That night, again Anne goes to sleep after Mary, after too much late-night reading followed by a stint of later-night imagining while sitting in the warmth of the stove. There’s a pleasant quality to not having Marilla tell her to go to bed, but Anne has become reasonable enough to know that she should go to sleep in order to be there for Mary if she doesn’t feel well again the following morning. Anne bundles up in her quilted dressing gown, cools the fire, and grabs a candle. She checks briefly on Mary, who seems to be sleeping soundly at the moment and has managed to stay under the covers even though she’s spread across every corner of the bed. “Hmm, there may have been ulterior motives to Mary wanting me to sleep in the other room. Who would have thought that Mary has a sneaky side?” Anne says to herself. She moves to the next bedroom and sets down the candle. “I’ll have to tell Gilbert when he gets back, he would never expect Mary of anything so underhanded,” with a start, Anne froze, in the middle of the act of turning down the bed. Gilbert. 

_Gilbert._

This was Gilbert’s room. Oh mercy. It hadn’t even occurred to Anne until this moment that of course the next room was Gilbert’s. It would be warmer, and it would have been closest to his father. She knew his father had lived in the room Mary was currently snoring in, which Anne could faintly hear through the walls if she listened closely.
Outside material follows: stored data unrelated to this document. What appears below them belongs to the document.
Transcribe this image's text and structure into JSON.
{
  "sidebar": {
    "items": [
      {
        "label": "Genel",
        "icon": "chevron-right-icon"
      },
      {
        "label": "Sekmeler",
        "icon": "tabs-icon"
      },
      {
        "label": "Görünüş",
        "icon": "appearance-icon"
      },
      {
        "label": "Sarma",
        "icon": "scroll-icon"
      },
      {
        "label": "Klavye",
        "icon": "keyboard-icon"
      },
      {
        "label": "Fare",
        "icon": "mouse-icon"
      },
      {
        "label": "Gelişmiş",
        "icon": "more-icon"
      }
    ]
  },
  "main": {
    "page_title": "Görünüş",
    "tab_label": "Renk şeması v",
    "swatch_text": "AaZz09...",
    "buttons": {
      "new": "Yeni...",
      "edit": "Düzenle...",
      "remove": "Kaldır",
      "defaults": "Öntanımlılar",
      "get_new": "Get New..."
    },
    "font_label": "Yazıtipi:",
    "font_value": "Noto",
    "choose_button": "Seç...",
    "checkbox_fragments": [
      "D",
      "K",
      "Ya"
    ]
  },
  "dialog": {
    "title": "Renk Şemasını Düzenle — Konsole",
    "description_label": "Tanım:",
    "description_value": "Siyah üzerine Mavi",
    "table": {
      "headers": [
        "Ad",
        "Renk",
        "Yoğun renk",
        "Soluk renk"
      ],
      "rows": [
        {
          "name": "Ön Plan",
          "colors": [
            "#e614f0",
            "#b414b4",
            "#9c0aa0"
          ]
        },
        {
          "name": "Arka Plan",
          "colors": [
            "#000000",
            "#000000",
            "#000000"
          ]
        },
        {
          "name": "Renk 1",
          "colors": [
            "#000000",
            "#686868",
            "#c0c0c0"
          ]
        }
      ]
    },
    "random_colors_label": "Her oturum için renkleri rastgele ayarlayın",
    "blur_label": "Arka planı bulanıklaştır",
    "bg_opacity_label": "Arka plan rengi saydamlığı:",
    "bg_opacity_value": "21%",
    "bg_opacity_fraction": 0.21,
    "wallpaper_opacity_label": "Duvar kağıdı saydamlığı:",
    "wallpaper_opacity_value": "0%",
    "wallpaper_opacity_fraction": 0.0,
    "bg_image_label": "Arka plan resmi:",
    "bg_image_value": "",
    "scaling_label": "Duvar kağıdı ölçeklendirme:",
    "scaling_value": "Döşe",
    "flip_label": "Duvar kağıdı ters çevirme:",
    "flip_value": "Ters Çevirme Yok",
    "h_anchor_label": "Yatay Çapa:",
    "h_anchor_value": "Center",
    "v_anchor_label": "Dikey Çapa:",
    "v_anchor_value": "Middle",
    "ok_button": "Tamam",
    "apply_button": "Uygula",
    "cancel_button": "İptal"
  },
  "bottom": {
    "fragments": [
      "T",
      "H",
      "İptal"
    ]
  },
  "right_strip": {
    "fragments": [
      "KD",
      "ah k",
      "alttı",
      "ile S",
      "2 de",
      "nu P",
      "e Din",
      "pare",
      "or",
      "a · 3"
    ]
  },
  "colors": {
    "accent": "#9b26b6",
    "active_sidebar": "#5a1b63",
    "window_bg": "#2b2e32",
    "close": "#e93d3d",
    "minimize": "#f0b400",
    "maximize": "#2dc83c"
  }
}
Anne couldn’t sleep in Gilbert’s bed! It was too much, it was almost too much just to be in his room. She’d had Diana and Ruby and Cole up in her room a million times, but even as she had become better friends with Gilbert she had never dreamed of doing any of their studying or talking in her _room_. It was too personal, far too intimate. This was too intimate. Being in his room in the middle of the night, even with him fifty miles away, was far too intimate. This was not going to work. She could not believe that she hadn’t thought of it before. She dropped the sheets and quilt like they were on fire.

It wasn’t like she could sleep in the other room. It was way too far away from Mary and nullified the whole point of her staying the night. And she couldn’t sleep with Mary, not now, not after Mary had sprawled out and was actually sleeping for once. There was no room for Anne in that bed now.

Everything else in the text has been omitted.